Details on Hilcorp’s exploration and development plans are sparse, which Popp says isn’t unusual at this stage of the process.
“They’re in there right now doing their final due diligence on the final BP assets, then they’re going to recognize there are areas where they want more information that BP wasn’t able to provide,” Popp explains. “It’s going to be a period of time and transition and analysis on their part, which is my speculation. But I don’t think that’s going to be an extended period, because they did not buy this asset just to sit on it.”

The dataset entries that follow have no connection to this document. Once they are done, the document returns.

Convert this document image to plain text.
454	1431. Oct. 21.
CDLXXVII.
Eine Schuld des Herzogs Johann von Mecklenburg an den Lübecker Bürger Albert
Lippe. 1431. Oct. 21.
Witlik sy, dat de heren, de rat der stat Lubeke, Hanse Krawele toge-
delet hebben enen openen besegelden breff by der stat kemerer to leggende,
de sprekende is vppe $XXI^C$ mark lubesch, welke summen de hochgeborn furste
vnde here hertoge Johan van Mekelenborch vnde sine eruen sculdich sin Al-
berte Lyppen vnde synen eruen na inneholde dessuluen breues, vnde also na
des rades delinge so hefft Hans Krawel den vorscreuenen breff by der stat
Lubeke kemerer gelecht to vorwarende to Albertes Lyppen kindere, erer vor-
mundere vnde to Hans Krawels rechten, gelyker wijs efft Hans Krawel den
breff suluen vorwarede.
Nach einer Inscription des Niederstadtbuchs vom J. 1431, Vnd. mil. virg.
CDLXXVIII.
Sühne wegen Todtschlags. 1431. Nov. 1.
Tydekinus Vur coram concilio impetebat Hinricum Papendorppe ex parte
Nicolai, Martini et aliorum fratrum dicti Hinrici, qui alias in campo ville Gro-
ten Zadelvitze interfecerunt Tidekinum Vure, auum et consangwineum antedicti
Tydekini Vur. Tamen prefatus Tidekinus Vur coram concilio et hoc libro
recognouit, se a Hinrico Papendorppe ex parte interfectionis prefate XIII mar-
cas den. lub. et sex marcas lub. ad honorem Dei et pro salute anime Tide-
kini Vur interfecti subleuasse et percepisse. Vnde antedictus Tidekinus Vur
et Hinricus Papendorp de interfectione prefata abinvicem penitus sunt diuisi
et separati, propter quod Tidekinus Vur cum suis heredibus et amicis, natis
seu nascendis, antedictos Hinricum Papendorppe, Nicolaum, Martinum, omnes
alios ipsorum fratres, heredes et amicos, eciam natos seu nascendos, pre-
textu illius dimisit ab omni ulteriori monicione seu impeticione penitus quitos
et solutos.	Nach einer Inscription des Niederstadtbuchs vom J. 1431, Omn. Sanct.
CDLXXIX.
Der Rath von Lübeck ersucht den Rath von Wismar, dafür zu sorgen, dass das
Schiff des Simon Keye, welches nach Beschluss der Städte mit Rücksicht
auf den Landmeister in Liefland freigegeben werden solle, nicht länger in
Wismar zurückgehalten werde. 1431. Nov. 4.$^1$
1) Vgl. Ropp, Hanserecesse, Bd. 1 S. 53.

Permit applications Hilcorp filed with the Alaska Division of Oil and Gas shed light on their immediate plans. The division approved a proposal to expand its polymer injection facility at F Pad in the Milne Point Unit and to drill six development wells in the Ugnu Reservoir at Milne Point’s S Pad; Hilcorp amended the proposal in January, seeking approval to drill an additional four wells.
“We’re excited about a pad called I Pad at Prudhoe Bay,” Wilkins told legislators. “We’re the first to bring polymer flooding to the Milne Point facility and to the North Slope. Two polymer flood pads are going on at Milne Point, and we’re in the process of expanding two more facilities; that’s going to double the recovery in the heavy oil.”
Uncertainty is part of any transition, and the COVID-19 pandemic, which has drastically reduced the price of oil and caused other oil companies to cut back on their spending, has added another dimension to that uncertainty. But assuming the global oil market settles down after the pandemic has passed, Popp says the sale should be good for Alaska.
“The bottom line is I think that this transaction, in the end, is going to lead to a more robust North Slope for Alaska in terms of barrels produced and jobs,” Popp says. “It’s just not necessarily going to be the same model that we’re used to.”